Bear pointed to the newspapers and whispered, "Nice ruse."
"Really looks like it's vacant," Tim said.
Bear gave a skeptical frown. They drew their guns, Guerrera's hand jiggling in a nervous tic. The doorknob lock yielded in seconds under the pick, but Tim took a bit more time with the dead bolt. He raised his gun and stepped back, letting the door swing inward to reveal the still-empty entry.
Bear stuck his side-handle baton lengthwise along the seam inside the hinges to prop the door ajar. A second door opened to the kitchen. Bear placed a wooden wedge with a nail driven through it, guiding it with a boot. It stuck in place, stopping the door on its backswing. They waded through a heap of kitty litter, globbed up from the toxic gases absorbed in the meth-cooking process, and pushed forward into the living room. Though they were close to the center of the ground floor, wind whistled past them from the open front door-no barriers along their escape route in case they needed to beat a hasty retreat.
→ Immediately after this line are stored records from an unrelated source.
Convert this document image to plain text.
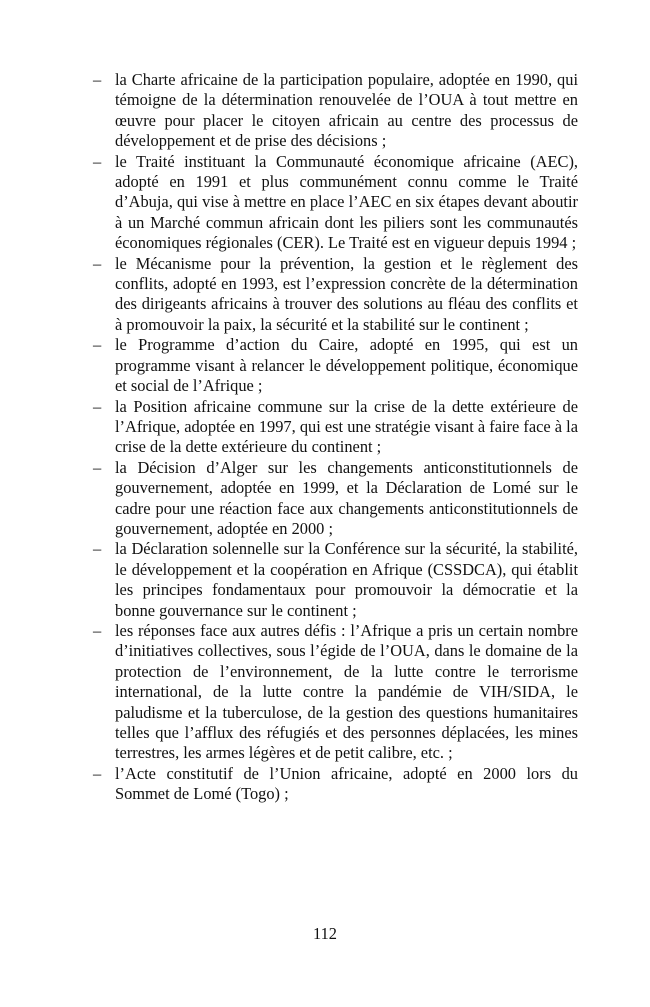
– la Charte africaine de la participation populaire, adoptée en 1990, qui témoigne de la détermination renouvelée de l’OUA à tout mettre en œuvre pour placer le citoyen africain au centre des processus de développement et de prise des décisions ;
– le Traité instituant la Communauté économique africaine (AEC), adopté en 1991 et plus communément connu comme le Traité d’Abuja, qui vise à mettre en place l’AEC en six étapes devant aboutir à un Marché commun africain dont les piliers sont les communautés économiques régionales (CER). Le Traité est en vigueur depuis 1994 ;
– le Mécanisme pour la prévention, la gestion et le règlement des conflits, adopté en 1993, est l’expression concrète de la détermination des dirigeants africains à trouver des solutions au fléau des conflits et à promouvoir la paix, la sécurité et la stabilité sur le continent ;
– le Programme d’action du Caire, adopté en 1995, qui est un programme visant à relancer le développement politique, économique et social de l’Afrique ;
– la Position africaine commune sur la crise de la dette extérieure de l’Afrique, adoptée en 1997, qui est une stratégie visant à faire face à la crise de la dette extérieure du continent ;
– la Décision d’Alger sur les changements anticonstitutionnels de gouvernement, adoptée en 1999, et la Déclaration de Lomé sur le cadre pour une réaction face aux changements anticonstitutionnels de gouvernement, adoptée en 2000 ;
– la Déclaration solennelle sur la Conférence sur la sécurité, la stabilité, le développement et la coopération en Afrique (CSSDCA), qui établit les principes fondamentaux pour promouvoir la démocratie et la bonne gouvernance sur le continent ;
– les réponses face aux autres défis : l’Afrique a pris un certain nombre d’initiatives collectives, sous l’égide de l’OUA, dans le domaine de la protection de l’environnement, de la lutte contre le terrorisme international, de la lutte contre la pandémie de VIH/SIDA, le paludisme et la tuberculose, de la gestion des questions humanitaires telles que l’afflux des réfugiés et des personnes déplacées, les mines terrestres, les armes légères et de petit calibre, etc. ;
– l’Acte constitutif de l’Union africaine, adopté en 2000 lors du Sommet de Lomé (Togo) ;
112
The room-to-room went quickly, given the lack of furniture. They triangulated, only one deputy moving at a time. They made silent progress, their backs toward the walls, careful not to let their shoulders whisper against doorframes. Accustomed to full-bore ART kick-ins requiring heavy firepower, Guerrera didn't handle his Beretta with the same facility he did an MP5. Tim caught him holding the handgun up by his head and gestured for him to straight-arm it or keep it in a belt tuck. The Starsky amp; Hutch position was good solely for catching a closeup of an actor's face in the same frame as the gun; in real life a startle reaction to a sudden threat would leave an officer momentarily deaf and blind, or with half his face blown off.